针对卷积下采样在遥感影像处理中特征提取能力不足，以及传统特征级融合方法未能充分发挥多源遥感数据互补优势的问题，提出结合改进深度可分离卷积与多尺度特征提取模块的多源遥感融合影像目标检测网络. 设计双分支可分离卷积模块，通过深度卷积与残差连接增强深层语义特征表达，提升复杂背景下的判别性能. 构建全局-局部自适应特征融合模块，利用分离卷积将特征图拆分为不同维度分量，分别捕获全局结构与局部细节，再通过自适应机制进行融合，实现跨源影像信息互补与多尺度特征协同. 实验在VEDAI多源数据集上验证，平均检测精度达到82.80%，较ICAfusion提升2.00个百分点，在与YOLOrs、YOLOfusion、SuperYOLO、MF-YOLO等方法对比中保持更优表现. 所提网络在多源遥感影像特征级融合方面展现出较高有效性，在目标检测任务中取得显著性能提升.

关键词： 多源遥感影像; 特征提取; 特征级融合; 深度可分离卷积; 多尺度特征; 目标检测

Abstract:

A multi-source remote sensing image fusion and object detection network based on improved depthwise separable convolution and a multi-scale feature extraction module was proposed to address the limitation of convolutional downsampling in feature extraction and the problem of traditional feature-level fusion methods failing to fully leverage the complementary advantages of multi-source remote sensing data. A dual-branch separable convolution module was designed to enhance deep semantic feature representation through depthwise convolution and residual connections, thereby improving discriminative performance under complex backgrounds. Furthermore, a global-local adaptive feature fusion module was constructed, where feature maps were decomposed into different dimensional components using separable convolution to capture global structures and local details separately. These features were then fused via an adaptive mechanism to achieve cross-source information complementarity and multi-scale feature collaboration. Experiments on the VEDAI multi-source dataset demonstrated that the proposed method achieved a mean average precision (mAP) of 82.80%, which was 2.00 percentage points higher than that of ICAfusion, while also outperforming YOLOrs, YOLOfusion, SuperYOLO, and MF-YOLO. The network shows high effectiveness in feature-level fusion of multi-source remote sensing images and yields significant performance improvements in object detection tasks.
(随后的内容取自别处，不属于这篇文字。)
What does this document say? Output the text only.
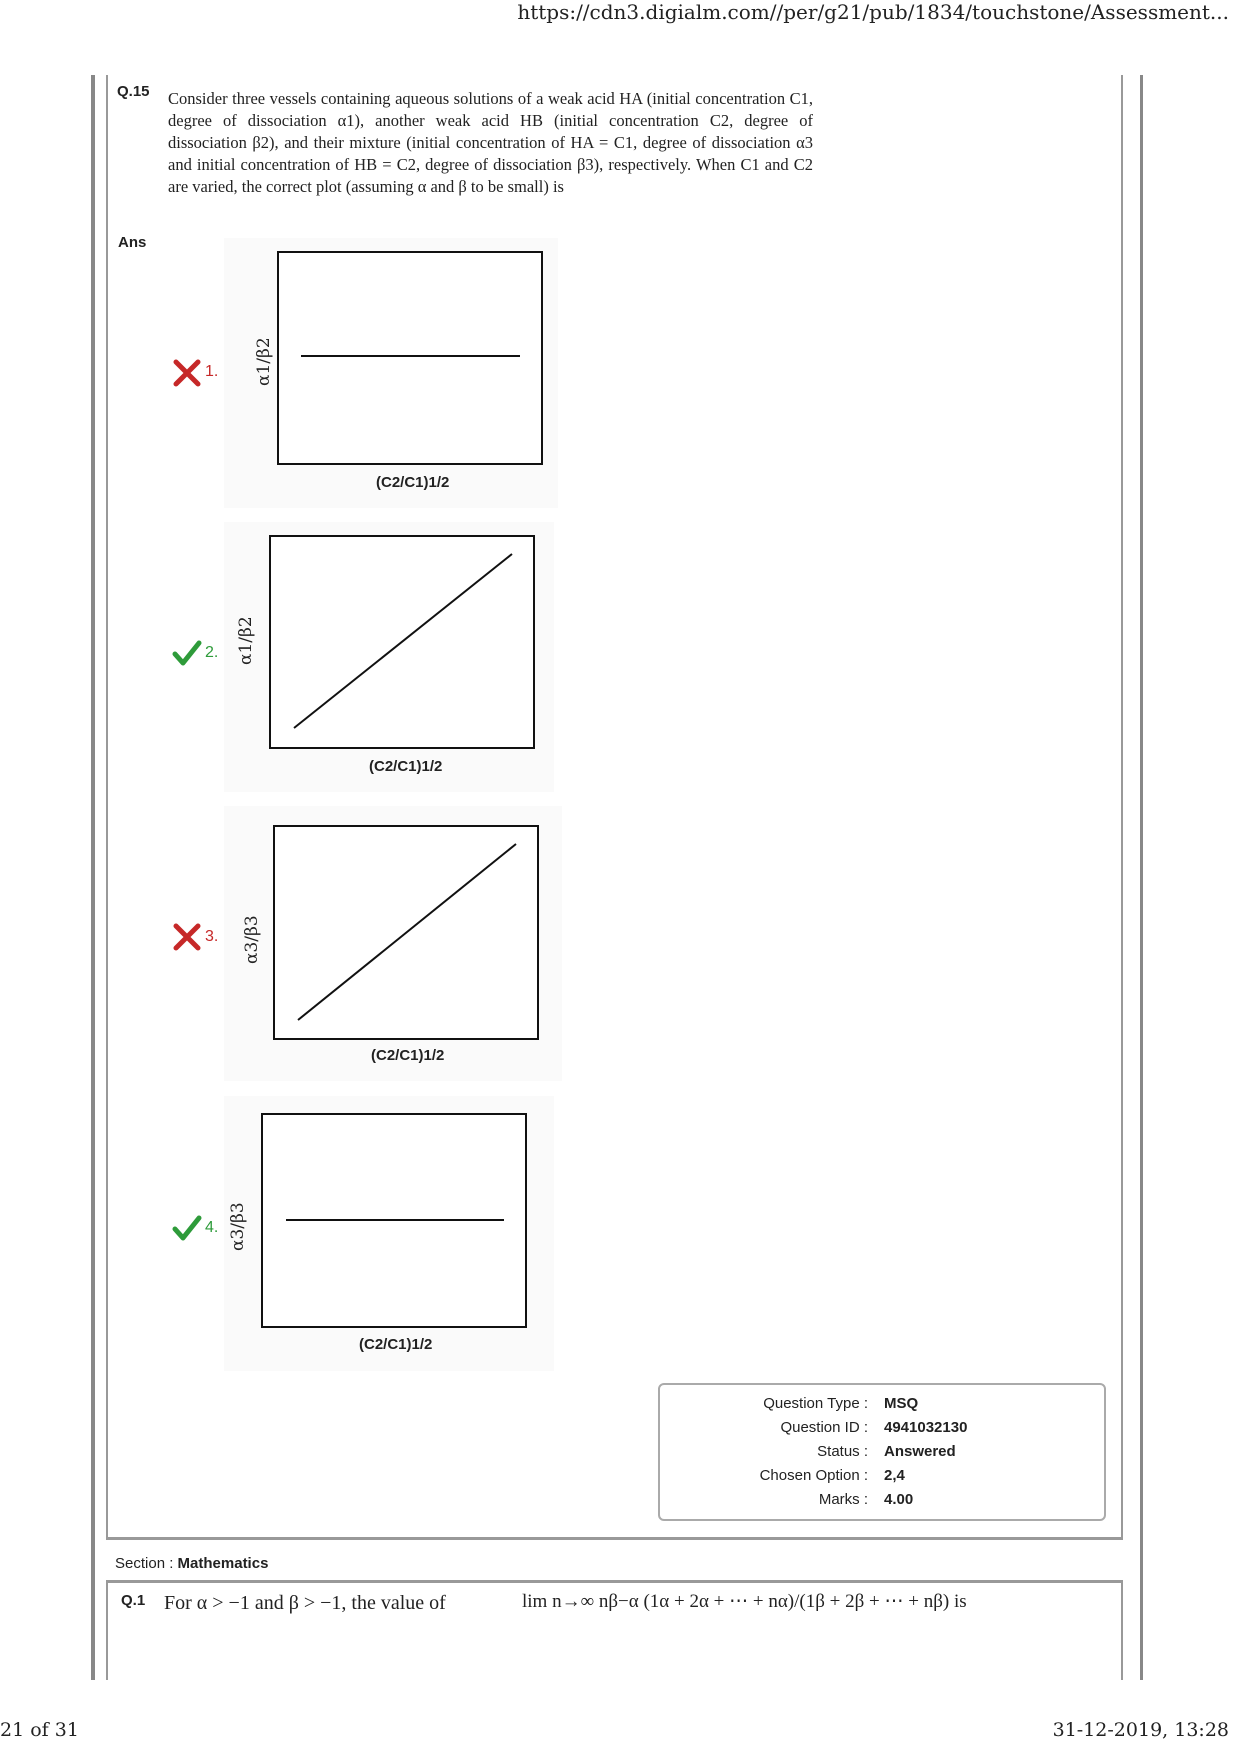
https://cdn3.digialm.com//per/g21/pub/1834/touchstone/Assessment...
Q.15 Consider three vessels containing aqueous solutions of a weak acid HA (initial concentration C1, degree of dissociation α1), another weak acid HB (initial concentration C2, degree of dissociation β2), and their mixture (initial concentration of HA = C1, degree of dissociation α3 and initial concentration of HB = C2, degree of dissociation β3), respectively. When C1 and C2 are varied, the correct plot (assuming α and β to be small) is
Ans
1. α1/β2
(C2/C1)1/2
2. α1/β2
(C2/C1)1/2
3. α3/β3
(C2/C1)1/2
4. α3/β3
(C2/C1)1/2
Question Type : MSQ
Question ID : 4941032130
Status : Answered
Chosen Option : 2,4
Marks : 4.00
Section : Mathematics
Q.1 For α > −1 and β > −1, the value of	lim n→∞ nβ−α (1α + 2α + ⋯ + nα)/(1β + 2β + ⋯ + nβ) is
21 of 31	31-12-2019, 13:28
Key words: multi-source remote sensing image feature extraction feature-level fusion depthwise separable convolution multi-scale feature object detection

收稿日期: 2025-01-23 出版日期: 2025-11-25

CLC:

TP 751.1

基金资助: 国家自然科学基金资助项目（42261067）；2025年度甘肃省重点人才资助项目（2025RCXM031）.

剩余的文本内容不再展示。